With oil prices rising and looking set to reach $100/barrel again in the not too distant future, the ongoing debate about increased deployment of alternative and renewable energy sources is sure to be ever more in the foreground. States and industries that are heavily reliant on fossil fuel as a source of energy will continue to feel the growing pressure that the rising costs are placing on their bottom lines. As such, the price of energy becomes a motivator to invest in energy efficiency methods as well as diversify the energy mix using alternative, renewable technologies.
Of course, the price of oil is not indicative of the price of all fossil fuels, however, as the prime energy source and as a benchmark against which many commodities are traded, oil’s price has a profound impact on energy prices across the board. With the previous surge in oil prices, we did notice, however, that natural gas was no longer a follower of oil, but rather has transformed itself into a competitor and a viable alternative.
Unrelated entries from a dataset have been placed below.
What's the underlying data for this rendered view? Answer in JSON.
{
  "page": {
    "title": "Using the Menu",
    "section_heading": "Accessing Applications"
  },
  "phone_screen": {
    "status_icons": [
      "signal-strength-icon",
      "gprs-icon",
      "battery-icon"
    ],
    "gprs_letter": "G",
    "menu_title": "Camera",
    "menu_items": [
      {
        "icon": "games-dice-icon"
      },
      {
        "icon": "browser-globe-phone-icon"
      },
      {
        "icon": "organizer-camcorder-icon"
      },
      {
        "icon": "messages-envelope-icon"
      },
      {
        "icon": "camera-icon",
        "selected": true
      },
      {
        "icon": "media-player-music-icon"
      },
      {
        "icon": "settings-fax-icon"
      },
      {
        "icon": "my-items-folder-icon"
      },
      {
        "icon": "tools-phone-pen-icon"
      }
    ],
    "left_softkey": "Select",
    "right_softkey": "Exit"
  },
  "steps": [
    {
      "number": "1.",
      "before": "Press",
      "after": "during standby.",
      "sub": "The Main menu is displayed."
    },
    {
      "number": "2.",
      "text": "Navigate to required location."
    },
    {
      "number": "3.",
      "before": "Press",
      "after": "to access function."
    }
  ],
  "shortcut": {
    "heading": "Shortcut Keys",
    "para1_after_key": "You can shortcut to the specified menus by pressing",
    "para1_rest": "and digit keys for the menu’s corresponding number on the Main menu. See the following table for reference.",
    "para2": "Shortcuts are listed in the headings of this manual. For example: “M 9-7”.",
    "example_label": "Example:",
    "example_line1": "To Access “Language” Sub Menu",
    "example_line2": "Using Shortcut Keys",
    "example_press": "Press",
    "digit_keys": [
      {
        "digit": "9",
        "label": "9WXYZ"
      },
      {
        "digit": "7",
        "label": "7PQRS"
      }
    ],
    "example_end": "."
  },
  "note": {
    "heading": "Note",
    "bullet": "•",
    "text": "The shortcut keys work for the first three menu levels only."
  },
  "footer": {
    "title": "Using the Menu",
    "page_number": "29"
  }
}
In the power generation landscape this has already had an impact, but as with the price of oil, the price of natural gas, too, is also in constant flux.
Renewable energy sources do come at a cost. There is a significant upfront investment that is necessary and the scale in many economies is not yet there to allow renewable energy to viably compete without some form of assistance. This, however, is beginning to shift and we are seeing the first non-subsidized renewable energy generation projects coming online.
Fossil fuels are around to stay for the foreseeable future, however, there is an increasing need and desire for diversity in the energy generation landscape being driven by, but also made possible by the technological advancements in the energy sector.